I think the operative word in your paragraph is 'probably'. Does firing the prosecutor erase the facts surrounding the political ally? No. If the evidence is there then I encourage the fired persons replacement to throughly investigate it, as they should. Firing someone doesnt magically make criminal activity disappear. Say the prosecutors in question had just keeled over dead instead of being fired, would that have change the evidence leading to an indictment? No.

You see, if your allegation were true then why didnt they fire the prosector (Fitzgerald) handling the Plame case? Do you think if they had fired him, would the case 'just gone away'? Hell no. The allegation just makes no sense.
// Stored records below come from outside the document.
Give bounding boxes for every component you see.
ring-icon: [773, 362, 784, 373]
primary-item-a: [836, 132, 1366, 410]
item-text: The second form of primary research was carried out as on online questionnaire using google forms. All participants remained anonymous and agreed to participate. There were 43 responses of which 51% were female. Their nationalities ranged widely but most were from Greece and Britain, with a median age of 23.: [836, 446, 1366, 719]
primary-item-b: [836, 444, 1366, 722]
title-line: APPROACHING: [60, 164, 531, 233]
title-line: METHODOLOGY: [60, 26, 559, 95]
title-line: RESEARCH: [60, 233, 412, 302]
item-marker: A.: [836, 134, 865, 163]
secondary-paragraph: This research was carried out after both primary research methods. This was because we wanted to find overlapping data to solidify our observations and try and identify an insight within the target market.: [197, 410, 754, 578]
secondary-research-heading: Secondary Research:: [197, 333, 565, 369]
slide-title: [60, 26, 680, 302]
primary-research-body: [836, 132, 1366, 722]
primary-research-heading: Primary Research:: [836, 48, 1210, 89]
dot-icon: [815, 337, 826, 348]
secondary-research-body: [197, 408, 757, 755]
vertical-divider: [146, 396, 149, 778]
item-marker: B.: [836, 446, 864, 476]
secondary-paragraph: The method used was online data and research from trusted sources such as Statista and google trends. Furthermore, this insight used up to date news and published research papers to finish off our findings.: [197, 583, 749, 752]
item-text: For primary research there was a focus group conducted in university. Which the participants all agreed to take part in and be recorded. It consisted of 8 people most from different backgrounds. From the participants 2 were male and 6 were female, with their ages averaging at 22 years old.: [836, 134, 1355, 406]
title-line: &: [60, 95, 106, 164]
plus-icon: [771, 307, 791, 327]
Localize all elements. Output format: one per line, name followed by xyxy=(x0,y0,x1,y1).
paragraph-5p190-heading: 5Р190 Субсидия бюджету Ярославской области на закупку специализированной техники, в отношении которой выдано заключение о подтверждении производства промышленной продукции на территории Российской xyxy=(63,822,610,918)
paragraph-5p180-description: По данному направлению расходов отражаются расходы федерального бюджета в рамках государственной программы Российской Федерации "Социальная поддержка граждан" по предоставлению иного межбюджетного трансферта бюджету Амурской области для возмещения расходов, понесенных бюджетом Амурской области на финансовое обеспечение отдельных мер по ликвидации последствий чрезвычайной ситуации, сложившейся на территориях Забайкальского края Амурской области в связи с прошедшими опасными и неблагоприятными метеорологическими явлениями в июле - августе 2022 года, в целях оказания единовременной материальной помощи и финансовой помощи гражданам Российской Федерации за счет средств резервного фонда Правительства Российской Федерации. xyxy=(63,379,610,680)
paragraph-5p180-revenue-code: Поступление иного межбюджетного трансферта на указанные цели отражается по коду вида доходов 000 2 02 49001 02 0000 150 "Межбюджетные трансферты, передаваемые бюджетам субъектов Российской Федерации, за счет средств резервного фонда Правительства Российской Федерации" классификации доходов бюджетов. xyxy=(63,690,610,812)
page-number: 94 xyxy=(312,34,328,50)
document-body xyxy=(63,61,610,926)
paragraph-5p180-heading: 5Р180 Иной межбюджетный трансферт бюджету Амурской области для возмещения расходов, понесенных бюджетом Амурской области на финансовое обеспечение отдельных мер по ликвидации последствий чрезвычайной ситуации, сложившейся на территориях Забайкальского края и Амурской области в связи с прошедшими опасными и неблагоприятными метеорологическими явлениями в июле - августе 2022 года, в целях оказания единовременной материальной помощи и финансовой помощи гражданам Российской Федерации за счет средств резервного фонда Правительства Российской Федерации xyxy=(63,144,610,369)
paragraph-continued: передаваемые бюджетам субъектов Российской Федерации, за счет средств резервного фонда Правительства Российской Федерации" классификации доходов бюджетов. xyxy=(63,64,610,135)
A disingenuous question. The Plame case was so visible on a national level that had he ordered the AG to fire Fitzgerald, it would have had the same reverberations as Nixon's Saturday Night Massacre.

So, in answer to your question, if such indictment had not happened and there is no guarentee that such even WOULD happen, A. legal is the answer.

As PP notes, that isn't the correct answer. If it was the President's/AG's intention to influence the future investigation via the firing, then it wasn't legal.

I dont think this is the allegation however. I think the allegation is that these prosecutors were just fired for political reasons, not as part of some 'cover up'.

Funny, I read "political reasons" and "cover up" as being one and the same. Was the Watergate break-in done for "political reasons" or as part of a "cover up"? Preventing Republican congressmen and/or more senior CIA managers from being investigated and indicted for bribery could be filed under either term.
 
Whats wrong with it? It promotes paranoia and instability. Isnt it false logic to assume since its happened before it will happen again?

There you have it; watching for signs of corruption is unpatriotic and illogical!

Aren't you impressed that the Patriot Act is being used against Congress, instead of terrorists? Isn't that what people predicted, that the Act would be used to curtail patriot freedoms?